Article paru dans L'Alouette, La petite gazette des jeunes libres-plumes de France, le 6 septembre 2013

« Vous avez mis les peuples au collège. Eh bien, on s’embête ferme dans vos collèges ! On prend des vacances de temps en temps. Les révolutions sont nos vacances. » Bernanos, Nous autres Français, 1939

            Vous avez mis les peuples au collège et voici qu’ils font le mur. Vous aurez beau le replâtrer, ce mur, vous n’en saurez cacher longtemps la pourriture. Car il s’écroule déjà sous son propre poids, fondé qu’il est sur un sable fuyant. Vous avez mis les peuples au collège et voici que leur chahut s’organise. Mais pas comme d’habitude, barricade et guillotine. Ils commencent à comprendre que vous sauriez recycler jusqu’à leur rébellion, détourner contre eux-mêmes leur mépris et leur haine. Que vous sauriez fort bien leur vendre la corde pour qu’ils se pendent entre eux. Alors, ils font autrement, ils inventent, ils innovent, ils subvertissent votre subversion. La soupe que vous leur servez, ils ne la digèrent plus. Ils la trouvent indigeste. Ils ne vous la renversent pas sur la tête, ils ne mettent pas les pieds dans le plat. Ils vous disent simplement non merci.
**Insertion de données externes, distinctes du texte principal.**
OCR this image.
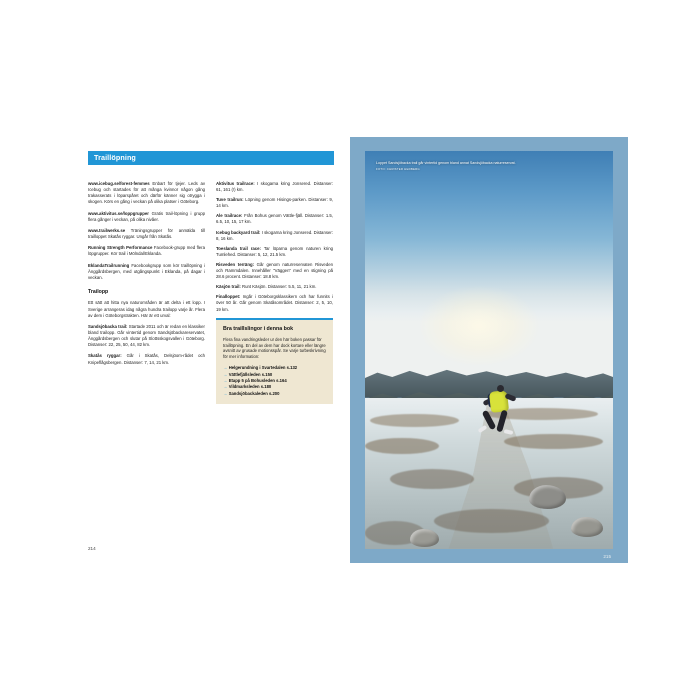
Traillöpning

www.icebug.se/forest-femmes Enbart för tjejer. Leds av Icebug och startades för att många kvinnor någon gång trakasserats i löparspåret och därför känner sig otrygga i skogen. Körs en gång i veckan på olika platser i Göteborg.

www.aktivitus.se/loppgrupper Gratis trail-löpning i grupp flera gånger i veckan, på olika nivåer.

www.trailwerks.se Träningsgrupper för anmälda till trailloppet Skatås ryggar. Ungår från Skatås.

Running Strength Performance Facebook-grupp med flera löpgrupper. Kör trail i Mölndal/Eklanda.

EklandaTrailrunning Facebookgrupp som kör traillöpning i Änggårdsbergen, med utgångspunkt i Eklanda, på dagar i veckan.

Trailopp

Ett sätt att hitta nya naturområden är att delta i ett lopp. I Sverige arrangeras idag några hundra trailopp varje år. Flera av dem i Göteborgstrakten. Här är ett urval:

Sandsjöbacka trail: Startade 2011 och är redan en klassiker bland trailopp. Går vintertid genom Sandsjöbackareservatet, Änggårdsbergen och slutar på Slottsskogsvallen i Göteborg. Distanser: 22, 25, 50, 44, 82 km.

Skatås ryggar: Går i Skatås, Delsjöom-rådet och Knipeflågsbergen. Distanser: 7, 14, 21 km.

Aktivitus trailrace: I skogarna kring Jonsered. Distanser: 61, 161 (!) km.

Tuve trailrun: Löpning genom Hisings-parken. Distanser: 9, 14 km.

Ale trailrace: Från Bohus genom Vättle-fjäll. Distanser: 1.5, 6.5, 10, 15, 17 km.

Icebug backyard trail: I skogarna kring Jonsered. Distanser: 8, 16 km.

Toeslanda trail race: Tar löparna genom naturen kring Tumlehed. Distanser: 5, 12, 21.5 km.

Risveden terräng: Går genom naturreservaten Risveden och Rammdalen. Innehåller "Väggen" med en stigning på 28.6 procent. Distanser: 18.8 km.

Käsjön trail: Runt Käsjön. Distanser: 5.5, 11, 21 km.

Finalloppet: Ingår i Göteborgsklassikern och har funnits i över 50 år. Går genom Skatåsområdet. Distanser: 2, 5, 10, 19 km.

Bra traillslingor i denna bok

Flera fina vandringsleder ur den här boken passar för traillöpning. En del av dem har dock kortare eller längre avsnitt av grusade motionsspår. Se varje turbeskrivning för mer information:

→ Helgerundning i Svartedalen s.132
→ Vättlefjällsleden s.150
→ Etapp 5 på Bohusleden s.164
→ Vildmarksleden s.180
→ Sandsjöbackaleden s.200
214
Loppet Sandsjöbacka trail går vintertid genom bland annat Sandsjöbacka naturreservat.
FOTO: CHRISTER HEDBERG
215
Vous repartirez bientôt avec vos marmites pleines.

            Vous avez mis les peuples au collège et vous leur avez dit : « Indignez-vous ». Ils vous ont pris au mot, mais sans hypocrisie. Ils ont senti la magouille. Ils n’ont pas bien repassé vos leçons. Ils ont renoncé à l’indignation sélective. Ils ont compris que s’indigner de concert avec vous, ce serait bachoter vos mensonges. Ils ont mesuré combien vos mots étaient pipés et vos schémas grossiers. Ils ne séparent plus artificiellement culture et politique, écologie et dignité humaine, famille et biotope, mainmise financière sur le travail et mainmise technique sur le vivant, dérégulation économique et déconstruction sociétale, PMA et OGM. Ils ne confondent plus décence commune et ordre moral, responsabilité civique et intérêt partisan, service public et idéologie étatique.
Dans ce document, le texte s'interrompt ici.